NNC: We’re here with Mr. Fred Van Lente. I said that correctly?
FVL: Yeah, you got it on the first time.
NNC: Author of Archer and Armstrong and Comic Book History of Comics. One of the things, I noticed in a lot of your comic books you say there are history influences, in the ones that I’ve read at least. Are you a big history nerd?
FVL: I am. Yeah. Probably my single favorite genre is historical fiction. I like to read a lot of historical fiction. I’ve done books like Assassins Creed, that’s historical fiction. Doing a lot of the Valiant stuff like Archer and Armstrong and Ivar, Timewalker obviously has a lot of history in it. Then there is non-fiction stuff like Comic Book History of Comics and Action Philosophers.

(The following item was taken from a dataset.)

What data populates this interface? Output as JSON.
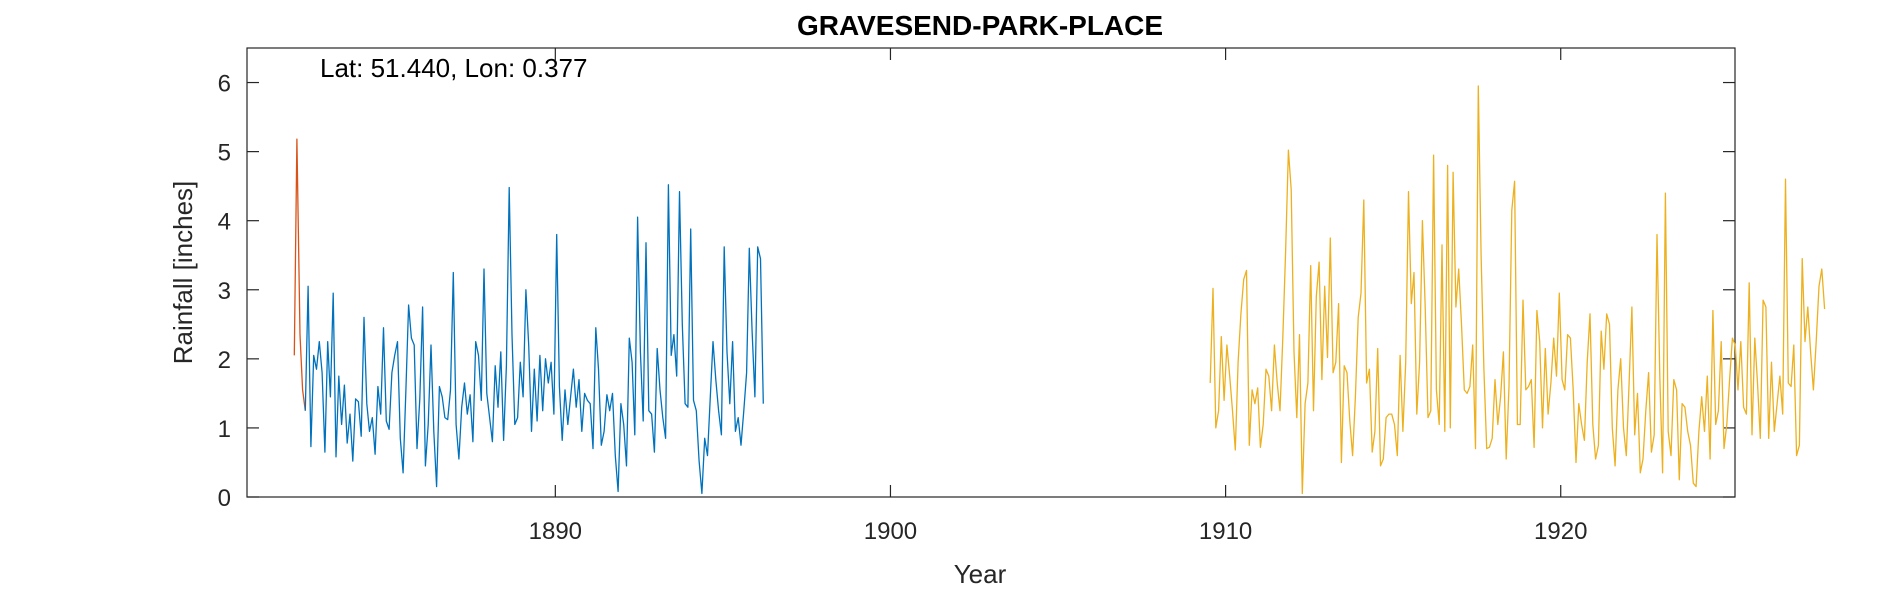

NNC: With Action Philosophers, am I mistaken in that you actually taught a philosophy class as a TA?
FVL: Well, it was a writing class. The way the students responded I realized that I had a talent for explaining things. Comics are super useful in taking abstract ideas and making them more intelligible by putting pictures to them.
NNC: That takes me to my next topic: Education in comics. Do you think there’s a place for it besides literature and reading?

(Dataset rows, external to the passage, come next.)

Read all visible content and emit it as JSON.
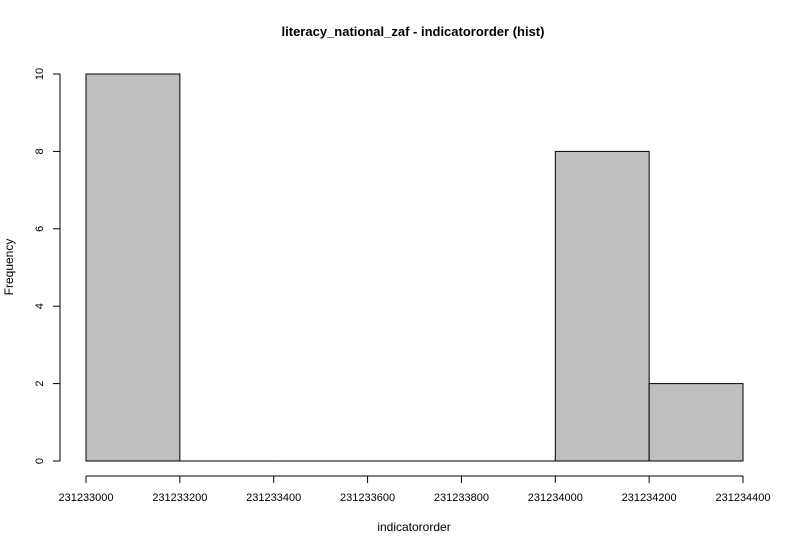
{
  "chart_data": {
    "type": "bar",
    "title": "literacy_national_zaf - indicatororder (hist)",
    "xlabel": "indicatororder",
    "ylabel": "Frequency",
    "bins": [
      {
        "from": 231233000,
        "to": 231233200,
        "count": 10
      },
      {
        "from": 231233200,
        "to": 231233400,
        "count": 0
      },
      {
        "from": 231233400,
        "to": 231233600,
        "count": 0
      },
      {
        "from": 231233600,
        "to": 231233800,
        "count": 0
      },
      {
        "from": 231233800,
        "to": 231234000,
        "count": 0
      },
      {
        "from": 231234000,
        "to": 231234200,
        "count": 8
      },
      {
        "from": 231234200,
        "to": 231234400,
        "count": 2
      }
    ],
    "xlim": [
      231233000,
      231234400
    ],
    "ylim": [
      0,
      10
    ],
    "x_ticks": [
      "231233000",
      "231233200",
      "231233400",
      "231233600",
      "231233800",
      "231234000",
      "231234200",
      "231234400"
    ],
    "y_ticks": [
      "0",
      "2",
      "4",
      "6",
      "8",
      "10"
    ],
    "bar_fill": "#bfbfbf",
    "bar_stroke": "#000000",
    "grid": false
  }
}
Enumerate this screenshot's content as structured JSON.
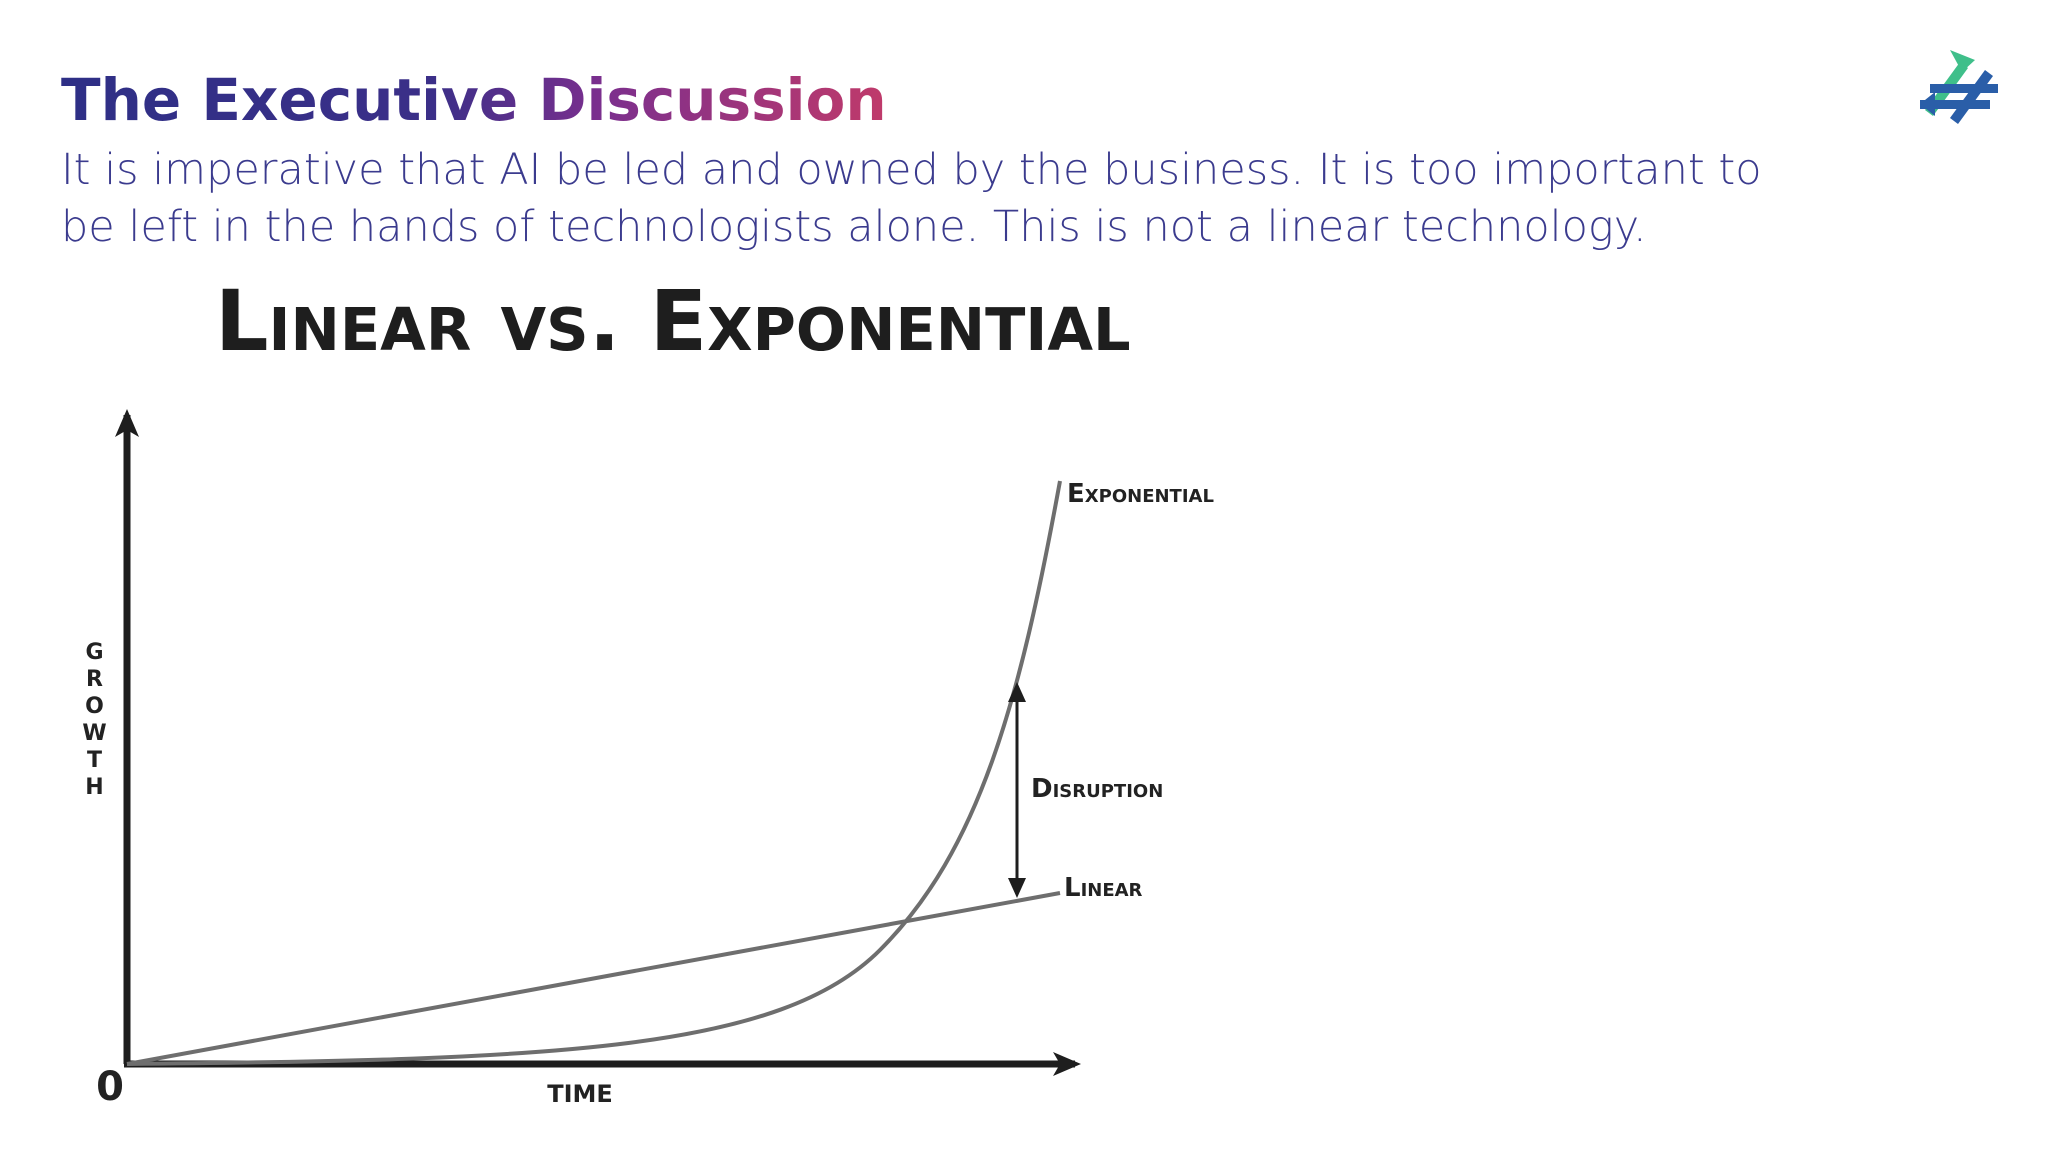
{
  "header": {
    "title": "The Executive Discussion",
    "subtitle": "It is imperative that AI be led and owned by the business. It is too important to be left in the hands of technologists alone. This is not a linear technology."
  },
  "diagram": {
    "title": "Linear vs. Exponential",
    "y_axis_label": "GROWTH",
    "x_axis_label": "TIME",
    "origin_label": "0",
    "curves": [
      {
        "label": "Exponential"
      },
      {
        "label": "Linear"
      }
    ],
    "gap_label": "Disruption"
  }
}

FVL: Oh yeah definitely. One of our new projects is Action Presidents with Ryan Dunlevy, who also did Comic Book History and Action Philosophers. We are doing a very big project. It’s going to be 440 pages long spilt over four hardbacks coming out on Harper Collins Kids starting in March 2018. It is individual comic book biographies of various presidents in that kind of irreverent, humorous but accurate style that we have become legendary for (laughs).

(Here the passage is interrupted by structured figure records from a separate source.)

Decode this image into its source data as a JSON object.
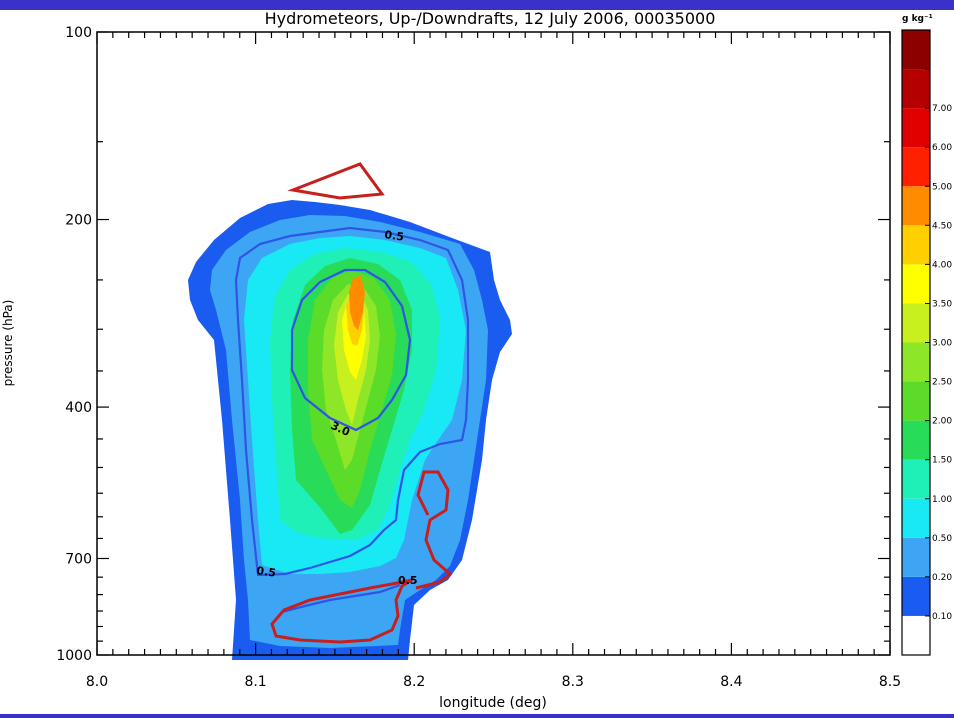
{
  "chart_data": {
    "type": "contour",
    "title": "Hydrometeors, Up-/Downdrafts, 12 July 2006, 00035000",
    "xlabel": "longitude (deg)",
    "ylabel": "pressure (hPa)",
    "xlim": [
      8.0,
      8.5
    ],
    "ylim": [
      1000,
      100
    ],
    "y_scale": "log",
    "x_ticks": [
      "8.0",
      "8.1",
      "8.2",
      "8.3",
      "8.4",
      "8.5"
    ],
    "x_tick_values": [
      8.0,
      8.1,
      8.2,
      8.3,
      8.4,
      8.5
    ],
    "y_ticks": [
      "100",
      "200",
      "400",
      "700",
      "1000"
    ],
    "y_tick_values": [
      100,
      200,
      400,
      700,
      1000
    ],
    "colorbar": {
      "unit": "g kg⁻¹",
      "levels": [
        {
          "label": "0.10",
          "color": "#1a5cf0"
        },
        {
          "label": "0.20",
          "color": "#3ca6f5"
        },
        {
          "label": "0.50",
          "color": "#19e8f5"
        },
        {
          "label": "1.00",
          "color": "#1ff0b8"
        },
        {
          "label": "1.50",
          "color": "#28dc5a"
        },
        {
          "label": "2.00",
          "color": "#5adc28"
        },
        {
          "label": "2.50",
          "color": "#8ee628"
        },
        {
          "label": "3.00",
          "color": "#c8f01e"
        },
        {
          "label": "3.50",
          "color": "#ffff00"
        },
        {
          "label": "4.00",
          "color": "#ffd000"
        },
        {
          "label": "4.50",
          "color": "#ff8c00"
        },
        {
          "label": "5.00",
          "color": "#ff2000"
        },
        {
          "label": "6.00",
          "color": "#e00000"
        },
        {
          "label": "7.00",
          "color": "#b40000"
        },
        {
          "label": "",
          "color": "#8c0000"
        }
      ],
      "bottom_color": "#ffffff"
    },
    "contours": [
      {
        "label": "0.5",
        "kind": "updraft",
        "color": "#2e55e6"
      },
      {
        "label": "3.0",
        "kind": "updraft",
        "color": "#2e55e6"
      },
      {
        "label": "0.5",
        "kind": "updraft",
        "color": "#2e55e6"
      },
      {
        "label": "0.5",
        "kind": "downdraft",
        "color": "#c81e1e"
      }
    ]
  }
}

NNC: You also wrote a play on Jack Kirby. Is it different writing a script for a comic book compared to a play?
FVL: Yeah, the stage is very unique because it has a lots of challenges to it. My wife is a playwright, Crystal Skillman, so it wasn’t really that hard because I had her helping me.
(Mr. Van Lante has a few people come to the table and he spends a few minutes talking to them.)
NNC: One of my favorite musical artists, Sturgill Simpson, said he doesn’t listen to a lot of country music mainly because he doesn’t want to steal and sound like other country musicians. Do you feel that way about comic books? Do you read other comics?
FVL: It’s not that I’m afraid of stealing. It’s more like when you work in a sausage factory all day the last thing you want to eat when you come home is hot dogs. That’s what it comes down to. I also have to read a lot of comics for work. It’s not to say I don’t read a lot of comics, I do. Right now, I’m reading a manga history of Japan of the 20th century called Showa. It’s huge. I just read a bunch of Roger Stern’s Avengers comics that I bought on a whim because I liked the Avengers as a kid. I read old stuff. I don’t really read a lot of current stuff, just because I have a back log! (laughs). I’m literally years behind in my comics reading.
NNC: When you work with an artist, does his drawing inform the way you write?
FVL: Oh yeah. You have to put people in a position to succeed. Not that most comic book artists couldn’t do most anything, they pretty much can. It’s that some people are really good at certain things, so you want to accentuate that. Ryan Dunlevy is great at comedy, and his style is very cartoony.